During this transition, another significant change coincided. YTJ made the decision to leave the YMCA and become an independent nonprofit. “We outgrew the YMCA. Our non-adversarial restorative trauma-informed approach began to be recognized by Youth Courts and communities throughout the state and country as a positive approach to supporting youth who otherwise would be suspended from school or referred to the juvenile justice system.” They were confronted with many learning experiences as they adjusted to independence, especially on the business side of the program. Going independent has also given the program more freedom and the ability to make changes and adjustments in response to community or client changes. Independence has given YTJ the ability to help other growing Youth Courts including Nevada, Mendocino and San Mateo counties, evolve their programs in a more restorative direction. YTJ youth leaders were responsible for the new name Youth Transforming Justice, one saying, “isn’t that what we are doing, transforming justice so it can actually help people?”
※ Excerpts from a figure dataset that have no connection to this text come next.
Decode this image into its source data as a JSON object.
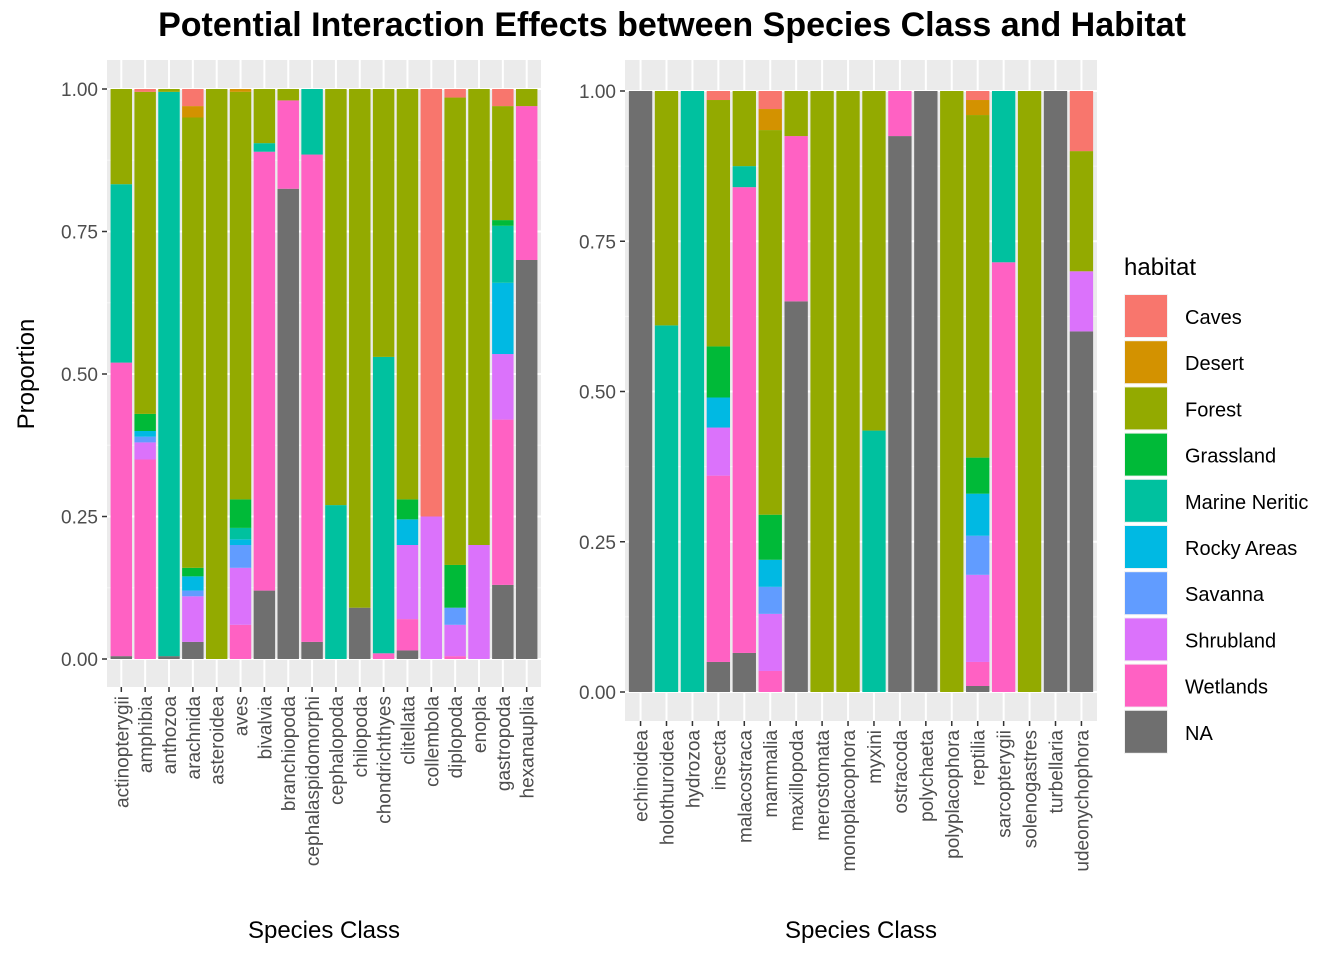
{
  "title": "Potential Interaction Effects between Species Class and Habitat",
  "legend_title": "habitat",
  "chart_data": {
    "type": "bar",
    "stacked": true,
    "habitats": [
      "Caves",
      "Desert",
      "Forest",
      "Grassland",
      "Marine Neritic",
      "Rocky Areas",
      "Savanna",
      "Shrubland",
      "Wetlands",
      "NA"
    ],
    "colors": {
      "Caves": "#F8766D",
      "Desert": "#D39200",
      "Forest": "#93AA00",
      "Grassland": "#00BA38",
      "Marine Neritic": "#00C19F",
      "Rocky Areas": "#00B9E3",
      "Savanna": "#619CFF",
      "Shrubland": "#DB72FB",
      "Wetlands": "#FF61C3",
      "NA": "#6F6F6F"
    },
    "panels": [
      {
        "xlabel": "Species Class",
        "ylabel": "Proportion",
        "ylim": [
          0,
          1
        ],
        "yticks": [
          "0.00",
          "0.25",
          "0.50",
          "0.75",
          "1.00"
        ],
        "categories": [
          "actinopterygii",
          "amphibia",
          "anthozoa",
          "arachnida",
          "asteroidea",
          "aves",
          "bivalvia",
          "branchiopoda",
          "cephalaspidomorphi",
          "cephalopoda",
          "chilopoda",
          "chondrichthyes",
          "clitellata",
          "collembola",
          "diplopoda",
          "enopla",
          "gastropoda",
          "hexanauplia"
        ],
        "values": [
          {
            "NA": 0.005,
            "Wetlands": 0.515,
            "Marine Neritic": 0.313,
            "Forest": 0.167
          },
          {
            "Wetlands": 0.35,
            "Shrubland": 0.03,
            "Savanna": 0.01,
            "Rocky Areas": 0.01,
            "Grassland": 0.03,
            "Forest": 0.565,
            "Caves": 0.005
          },
          {
            "NA": 0.005,
            "Marine Neritic": 0.99,
            "Forest": 0.005
          },
          {
            "NA": 0.03,
            "Shrubland": 0.08,
            "Savanna": 0.01,
            "Rocky Areas": 0.025,
            "Grassland": 0.015,
            "Forest": 0.79,
            "Desert": 0.02,
            "Caves": 0.03
          },
          {
            "Forest": 1.0
          },
          {
            "Wetlands": 0.06,
            "Shrubland": 0.1,
            "Savanna": 0.04,
            "Rocky Areas": 0.01,
            "Marine Neritic": 0.02,
            "Grassland": 0.05,
            "Forest": 0.715,
            "Desert": 0.005
          },
          {
            "NA": 0.12,
            "Wetlands": 0.77,
            "Marine Neritic": 0.015,
            "Forest": 0.095
          },
          {
            "NA": 0.825,
            "Wetlands": 0.155,
            "Forest": 0.02
          },
          {
            "NA": 0.03,
            "Wetlands": 0.855,
            "Marine Neritic": 0.115
          },
          {
            "Marine Neritic": 0.27,
            "Forest": 0.73
          },
          {
            "NA": 0.09,
            "Forest": 0.91
          },
          {
            "Wetlands": 0.01,
            "Marine Neritic": 0.52,
            "Forest": 0.47
          },
          {
            "NA": 0.015,
            "Wetlands": 0.055,
            "Shrubland": 0.13,
            "Rocky Areas": 0.045,
            "Grassland": 0.035,
            "Forest": 0.72
          },
          {
            "Shrubland": 0.25,
            "Caves": 0.75
          },
          {
            "Wetlands": 0.005,
            "Shrubland": 0.055,
            "Savanna": 0.03,
            "Grassland": 0.075,
            "Forest": 0.82,
            "Caves": 0.015
          },
          {
            "Shrubland": 0.2,
            "Forest": 0.8
          },
          {
            "NA": 0.13,
            "Wetlands": 0.29,
            "Shrubland": 0.115,
            "Rocky Areas": 0.125,
            "Marine Neritic": 0.1,
            "Grassland": 0.01,
            "Forest": 0.2,
            "Caves": 0.03
          },
          {
            "NA": 0.7,
            "Wetlands": 0.27,
            "Forest": 0.03
          }
        ]
      },
      {
        "xlabel": "Species Class",
        "ylabel": "",
        "ylim": [
          0,
          1
        ],
        "yticks": [
          "0.00",
          "0.25",
          "0.50",
          "0.75",
          "1.00"
        ],
        "categories": [
          "echinoidea",
          "holothuroidea",
          "hydrozoa",
          "insecta",
          "malacostraca",
          "mammalia",
          "maxillopoda",
          "merostomata",
          "monoplacophora",
          "myxini",
          "ostracoda",
          "polychaeta",
          "polyplacophora",
          "reptilia",
          "sarcopterygii",
          "solenogastres",
          "turbellaria",
          "udeonychophora"
        ],
        "values": [
          {
            "NA": 1.0
          },
          {
            "Marine Neritic": 0.61,
            "Forest": 0.39
          },
          {
            "Marine Neritic": 1.0
          },
          {
            "NA": 0.05,
            "Wetlands": 0.31,
            "Shrubland": 0.08,
            "Rocky Areas": 0.05,
            "Grassland": 0.085,
            "Forest": 0.41,
            "Caves": 0.015
          },
          {
            "NA": 0.065,
            "Wetlands": 0.775,
            "Marine Neritic": 0.035,
            "Forest": 0.125
          },
          {
            "Wetlands": 0.035,
            "Shrubland": 0.095,
            "Savanna": 0.045,
            "Rocky Areas": 0.045,
            "Grassland": 0.075,
            "Forest": 0.64,
            "Desert": 0.035,
            "Caves": 0.03
          },
          {
            "NA": 0.65,
            "Wetlands": 0.275,
            "Forest": 0.075
          },
          {
            "Forest": 1.0
          },
          {
            "Forest": 1.0
          },
          {
            "Marine Neritic": 0.435,
            "Forest": 0.565
          },
          {
            "NA": 0.925,
            "Wetlands": 0.075
          },
          {
            "NA": 1.0
          },
          {
            "Forest": 1.0
          },
          {
            "NA": 0.01,
            "Wetlands": 0.04,
            "Shrubland": 0.145,
            "Savanna": 0.065,
            "Rocky Areas": 0.07,
            "Grassland": 0.06,
            "Forest": 0.57,
            "Desert": 0.025,
            "Caves": 0.015
          },
          {
            "Wetlands": 0.715,
            "Marine Neritic": 0.285
          },
          {
            "Forest": 1.0
          },
          {
            "NA": 1.0
          },
          {
            "NA": 0.6,
            "Shrubland": 0.1,
            "Forest": 0.2,
            "Caves": 0.1
          }
        ]
      }
    ]
  }
}
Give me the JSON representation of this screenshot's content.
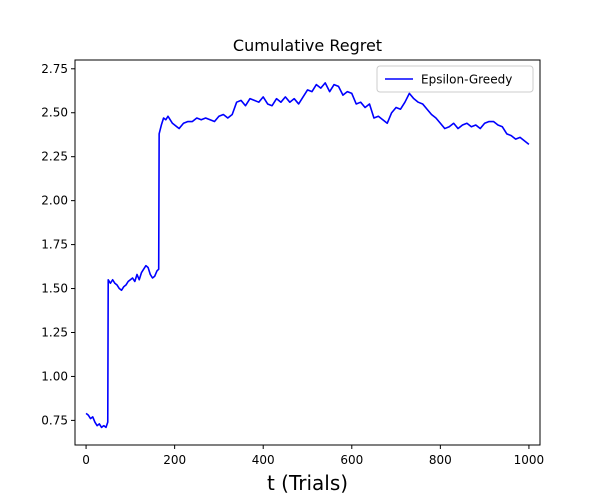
{
  "chart_data": {
    "type": "line",
    "title": "Cumulative Regret",
    "xlabel": "t (Trials)",
    "ylabel": "",
    "xlim": [
      -25,
      1025
    ],
    "ylim": [
      0.61,
      2.8
    ],
    "xticks": [
      0,
      200,
      400,
      600,
      800,
      1000
    ],
    "xtick_labels": [
      "0",
      "200",
      "400",
      "600",
      "800",
      "1000"
    ],
    "yticks": [
      0.75,
      1.0,
      1.25,
      1.5,
      1.75,
      2.0,
      2.25,
      2.5,
      2.75
    ],
    "ytick_labels": [
      "0.75",
      "1.00",
      "1.25",
      "1.50",
      "1.75",
      "2.00",
      "2.25",
      "2.50",
      "2.75"
    ],
    "grid": false,
    "legend_position": "top-right",
    "series": [
      {
        "name": "Epsilon-Greedy",
        "color": "#0000ff",
        "x": [
          0,
          5,
          10,
          15,
          20,
          25,
          30,
          35,
          40,
          45,
          49,
          50,
          55,
          60,
          65,
          70,
          75,
          80,
          85,
          90,
          95,
          100,
          105,
          110,
          115,
          120,
          125,
          130,
          135,
          140,
          145,
          150,
          155,
          160,
          164,
          165,
          170,
          175,
          180,
          185,
          190,
          195,
          200,
          210,
          220,
          230,
          240,
          250,
          260,
          270,
          280,
          290,
          300,
          310,
          320,
          330,
          340,
          350,
          360,
          370,
          380,
          390,
          400,
          410,
          420,
          430,
          440,
          450,
          460,
          470,
          480,
          490,
          500,
          510,
          520,
          530,
          540,
          550,
          560,
          570,
          580,
          590,
          600,
          610,
          620,
          630,
          640,
          650,
          660,
          670,
          680,
          690,
          700,
          710,
          720,
          730,
          740,
          750,
          760,
          770,
          780,
          790,
          800,
          810,
          820,
          830,
          840,
          850,
          860,
          870,
          880,
          890,
          900,
          910,
          920,
          930,
          940,
          950,
          960,
          970,
          980,
          990,
          1000
        ],
        "values": [
          0.79,
          0.78,
          0.76,
          0.77,
          0.74,
          0.72,
          0.73,
          0.71,
          0.72,
          0.71,
          0.74,
          1.55,
          1.53,
          1.55,
          1.53,
          1.52,
          1.5,
          1.49,
          1.51,
          1.52,
          1.54,
          1.55,
          1.56,
          1.54,
          1.58,
          1.55,
          1.59,
          1.61,
          1.63,
          1.62,
          1.58,
          1.56,
          1.57,
          1.6,
          1.61,
          2.38,
          2.43,
          2.47,
          2.46,
          2.48,
          2.46,
          2.44,
          2.43,
          2.41,
          2.44,
          2.45,
          2.45,
          2.47,
          2.46,
          2.47,
          2.46,
          2.45,
          2.48,
          2.49,
          2.47,
          2.49,
          2.56,
          2.57,
          2.54,
          2.58,
          2.57,
          2.56,
          2.59,
          2.55,
          2.54,
          2.58,
          2.56,
          2.59,
          2.56,
          2.58,
          2.55,
          2.59,
          2.63,
          2.62,
          2.66,
          2.64,
          2.67,
          2.62,
          2.66,
          2.65,
          2.6,
          2.62,
          2.61,
          2.55,
          2.56,
          2.53,
          2.55,
          2.47,
          2.48,
          2.46,
          2.44,
          2.5,
          2.53,
          2.52,
          2.56,
          2.61,
          2.58,
          2.56,
          2.55,
          2.52,
          2.49,
          2.47,
          2.44,
          2.41,
          2.42,
          2.44,
          2.41,
          2.43,
          2.44,
          2.42,
          2.43,
          2.41,
          2.44,
          2.45,
          2.45,
          2.43,
          2.42,
          2.38,
          2.37,
          2.35,
          2.36,
          2.34,
          2.32
        ]
      }
    ]
  }
}
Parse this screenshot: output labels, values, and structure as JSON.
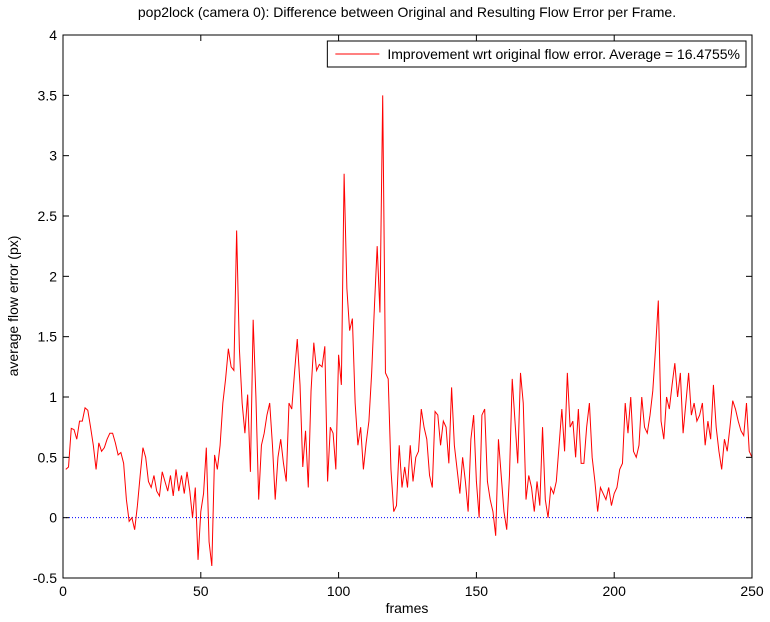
{
  "chart_data": {
    "type": "line",
    "title": "pop2lock (camera 0): Difference between Original and Resulting Flow Error per Frame.",
    "xlabel": "frames",
    "ylabel": "average flow error (px)",
    "xlim": [
      0,
      250
    ],
    "ylim": [
      -0.5,
      4
    ],
    "xticks": [
      0,
      50,
      100,
      150,
      200,
      250
    ],
    "yticks": [
      -0.5,
      0,
      0.5,
      1,
      1.5,
      2,
      2.5,
      3,
      3.5,
      4
    ],
    "legend": "upper right",
    "reference_line": {
      "value": 0,
      "color": "#0000ff"
    },
    "x": [
      1,
      2,
      3,
      4,
      5,
      6,
      7,
      8,
      9,
      10,
      11,
      12,
      13,
      14,
      15,
      16,
      17,
      18,
      19,
      20,
      21,
      22,
      23,
      24,
      25,
      26,
      27,
      28,
      29,
      30,
      31,
      32,
      33,
      34,
      35,
      36,
      37,
      38,
      39,
      40,
      41,
      42,
      43,
      44,
      45,
      46,
      47,
      48,
      49,
      50,
      51,
      52,
      53,
      54,
      55,
      56,
      57,
      58,
      59,
      60,
      61,
      62,
      63,
      64,
      65,
      66,
      67,
      68,
      69,
      70,
      71,
      72,
      73,
      74,
      75,
      76,
      77,
      78,
      79,
      80,
      81,
      82,
      83,
      84,
      85,
      86,
      87,
      88,
      89,
      90,
      91,
      92,
      93,
      94,
      95,
      96,
      97,
      98,
      99,
      100,
      101,
      102,
      103,
      104,
      105,
      106,
      107,
      108,
      109,
      110,
      111,
      112,
      113,
      114,
      115,
      116,
      117,
      118,
      119,
      120,
      121,
      122,
      123,
      124,
      125,
      126,
      127,
      128,
      129,
      130,
      131,
      132,
      133,
      134,
      135,
      136,
      137,
      138,
      139,
      140,
      141,
      142,
      143,
      144,
      145,
      146,
      147,
      148,
      149,
      150,
      151,
      152,
      153,
      154,
      155,
      156,
      157,
      158,
      159,
      160,
      161,
      162,
      163,
      164,
      165,
      166,
      167,
      168,
      169,
      170,
      171,
      172,
      173,
      174,
      175,
      176,
      177,
      178,
      179,
      180,
      181,
      182,
      183,
      184,
      185,
      186,
      187,
      188,
      189,
      190,
      191,
      192,
      193,
      194,
      195,
      196,
      197,
      198,
      199,
      200,
      201,
      202,
      203,
      204,
      205,
      206,
      207,
      208,
      209,
      210,
      211,
      212,
      213,
      214,
      215,
      216,
      217,
      218,
      219,
      220,
      221,
      222,
      223,
      224,
      225,
      226,
      227,
      228,
      229,
      230,
      231,
      232,
      233,
      234,
      235,
      236,
      237,
      238,
      239,
      240,
      241,
      242,
      243,
      244,
      245,
      246,
      247,
      248,
      249,
      250
    ],
    "series": [
      {
        "name": "Improvement wrt original flow error. Average = 16.4755%",
        "color": "#ff0000",
        "values": [
          0.4,
          0.42,
          0.74,
          0.73,
          0.65,
          0.8,
          0.8,
          0.91,
          0.89,
          0.75,
          0.6,
          0.4,
          0.62,
          0.55,
          0.58,
          0.65,
          0.7,
          0.7,
          0.62,
          0.52,
          0.54,
          0.45,
          0.15,
          -0.03,
          0.0,
          -0.1,
          0.1,
          0.35,
          0.58,
          0.5,
          0.3,
          0.25,
          0.35,
          0.22,
          0.18,
          0.38,
          0.3,
          0.22,
          0.35,
          0.18,
          0.4,
          0.22,
          0.35,
          0.2,
          0.38,
          0.22,
          0.0,
          0.25,
          -0.35,
          0.05,
          0.2,
          0.58,
          -0.2,
          -0.4,
          0.52,
          0.4,
          0.6,
          0.95,
          1.15,
          1.4,
          1.25,
          1.22,
          2.38,
          1.4,
          0.95,
          0.7,
          1.02,
          0.38,
          1.64,
          1.0,
          0.15,
          0.6,
          0.7,
          0.85,
          0.95,
          0.6,
          0.15,
          0.5,
          0.65,
          0.45,
          0.3,
          0.95,
          0.9,
          1.2,
          1.48,
          1.1,
          0.42,
          0.72,
          0.25,
          1.05,
          1.45,
          1.22,
          1.27,
          1.25,
          1.42,
          0.3,
          0.75,
          0.7,
          0.4,
          1.35,
          1.1,
          2.85,
          1.9,
          1.55,
          1.65,
          0.95,
          0.6,
          0.75,
          0.4,
          0.62,
          0.8,
          1.2,
          1.75,
          2.25,
          1.7,
          3.5,
          1.2,
          1.15,
          0.4,
          0.05,
          0.1,
          0.6,
          0.25,
          0.42,
          0.25,
          0.6,
          0.3,
          0.5,
          0.55,
          0.9,
          0.75,
          0.65,
          0.35,
          0.25,
          0.88,
          0.85,
          0.6,
          0.8,
          0.75,
          0.45,
          1.08,
          0.6,
          0.4,
          0.2,
          0.5,
          0.3,
          0.05,
          0.65,
          0.85,
          0.3,
          0.0,
          0.85,
          0.9,
          0.3,
          0.15,
          0.05,
          -0.15,
          0.65,
          0.35,
          0.05,
          -0.1,
          0.35,
          1.15,
          0.8,
          0.45,
          1.2,
          0.95,
          0.15,
          0.35,
          0.25,
          0.05,
          0.3,
          0.1,
          0.75,
          0.15,
          0.0,
          0.25,
          0.2,
          0.3,
          0.6,
          0.9,
          0.55,
          1.2,
          0.75,
          0.8,
          0.5,
          0.9,
          0.45,
          0.45,
          0.75,
          0.95,
          0.5,
          0.3,
          0.05,
          0.25,
          0.2,
          0.15,
          0.25,
          0.1,
          0.2,
          0.25,
          0.4,
          0.45,
          0.95,
          0.7,
          1.0,
          0.55,
          0.5,
          0.6,
          1.0,
          0.75,
          0.7,
          0.85,
          1.05,
          1.4,
          1.8,
          0.8,
          0.65,
          1.0,
          0.9,
          1.1,
          1.28,
          1.0,
          1.2,
          0.7,
          0.95,
          1.2,
          0.85,
          0.95,
          0.8,
          0.85,
          0.95,
          0.6,
          0.8,
          0.65,
          1.1,
          0.75,
          0.55,
          0.4,
          0.65,
          0.55,
          0.75,
          0.97,
          0.9,
          0.8,
          0.72,
          0.68,
          0.95,
          0.55,
          0.5
        ]
      }
    ]
  }
}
“In the wake of going independent and the lessons YTJ has learned from the last two years of being virtual, we are optimistic for the future. Independence has given us the opportunity to more clearly market our programs and expand ventures beyond the walls of a courtroom.” Don and the rest of the team are also continuing to work on prior goals such as growing the number of BIPOC youth in leadership positions. “The name Youth Transforming Justice tells the story of what we believe and what we do,” Carney says.